Though he might be a thoroughly cliche examples of a jazz musician, there aren’t actually a lot of trumpet players who genuinely seem to channel the spirit of Miles Davis, but Keyon Harrold is a notable exception. Harrold’s set at Rough Trade bore some of the hallmarks of the Prince of Darkness - sly and pointed upward climbs, heated and ringing single notes, a sort of devotional energy and rock n’ roll bravado - but with a wide and twisty harmonic palette and 21st century technological attitudes. Harrold even cribbed a little bit of Davis’s wry pop-melodicism, peppering originals with quotes from old classics like “My Favorite Things” and newer classics like OutKast’s “Spottieottiedopalicious”. Not to be boxed in the past though, Harrold ended his set with a blistering rendition of Childish Gambino’s 2018 song “This is America”, translating the unmelodicized trap chorus into a punchy, searing statement.

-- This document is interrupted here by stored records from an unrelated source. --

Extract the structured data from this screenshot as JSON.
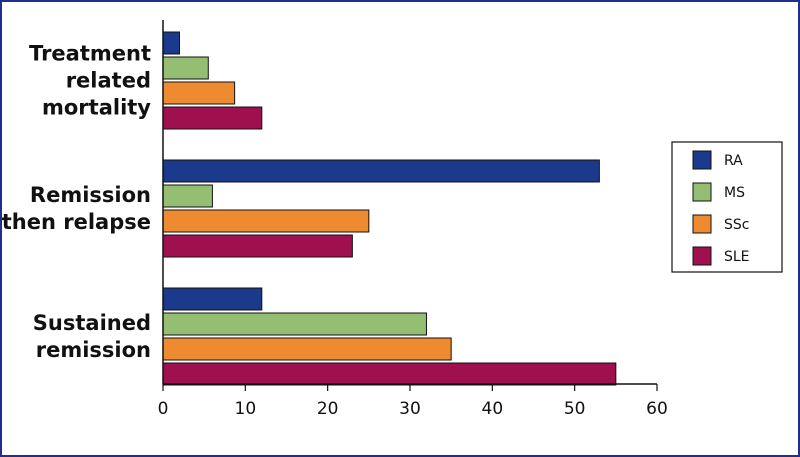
{
  "chart_data": {
    "type": "bar",
    "orientation": "horizontal",
    "categories": [
      [
        "Treatment",
        "related",
        "mortality"
      ],
      [
        "Remission",
        "then relapse"
      ],
      [
        "Sustained",
        "remission"
      ]
    ],
    "series": [
      {
        "name": "RA",
        "color": "#1c3a8c",
        "values": [
          2,
          53,
          12
        ]
      },
      {
        "name": "MS",
        "color": "#94bf73",
        "values": [
          5.5,
          6,
          32
        ]
      },
      {
        "name": "SSc",
        "color": "#ee8a2f",
        "values": [
          8.7,
          25,
          35
        ]
      },
      {
        "name": "SLE",
        "color": "#a0104f",
        "values": [
          12,
          23,
          55
        ]
      }
    ],
    "xlim": [
      0,
      60
    ],
    "xticks": [
      0,
      10,
      20,
      30,
      40,
      50,
      60
    ],
    "grid": false,
    "legend_position": "right"
  }
}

Another group right on the edge of contemporary music making, L’Rain, played a strong, controlled-but-loose set at Music Hall of Williamsburg. L’Rain’s music captured the echoey, downtempo energy of late-2010’s guitar soul of musicians like Frank Ocean and Steve Lacey, but with a series of sharp edges - axis-titling harmonic shifts, chopped vocal samples and outright free jazz sound storms drifted in and out like vivid lucid dreams. Underneath the Kaoss samples and harmonized sax colors was a vulnerable-but-confident emotional appeal - L’Rain mixed in spoken intonations and a kind of sardonic laughter in between melodies, a raw, genuine human element.
It was pleasantly surprising to see the vocal elements continue through the night back at Rough Trade, where Ben Williams - apparently not content with just being one of the world’s most beloved jazz bassists - showed off his formidable singing voice with his “I Am A Man” project. Inspired by the Memphis Sanitation Worker’s strike, William’s project recalled a late-60’s/early 70’s pan-Black American Music aesthetic, drawing emotional and optimistic influence from the effervescent soul of Marvin Gaye to the regal devotions of Pharaoh Sanders. Williams still had plenty of instances to show off his chops, skating through the whole range of his double bass with the Coltrane-like strength and content to lay deep in the pockets of his electric, supporting the energy of his bandmates.
Capping off the night at Rough Trade, someone similarly equipped with a from-vintage-to-the-future sensibility, was vocalist J. Hoard. The only thing Hoard had more in ample availability than his razor-sharp vocal accuracy was his radiant enthusiasm - every note, run and melody he sang didn’t come out of his mouth so much as it radiated out of the entire topography of his body. Hoard’s music had a gospel heart with a vigorous secular music spirit - he oscillated between tenderness and grandiosity within a matter of measures. Hoard’s strength also lay in his equal-opportunity musical affections; he was equally reverent toward pop covers as he was with standards, blazing through a metrically-shifting rendition of Celine Dion’s “That’s the Way It Is” then kneeling to give tender renditions of standards like “My Foolish Heart”, an artist everyone needs to have on their radar.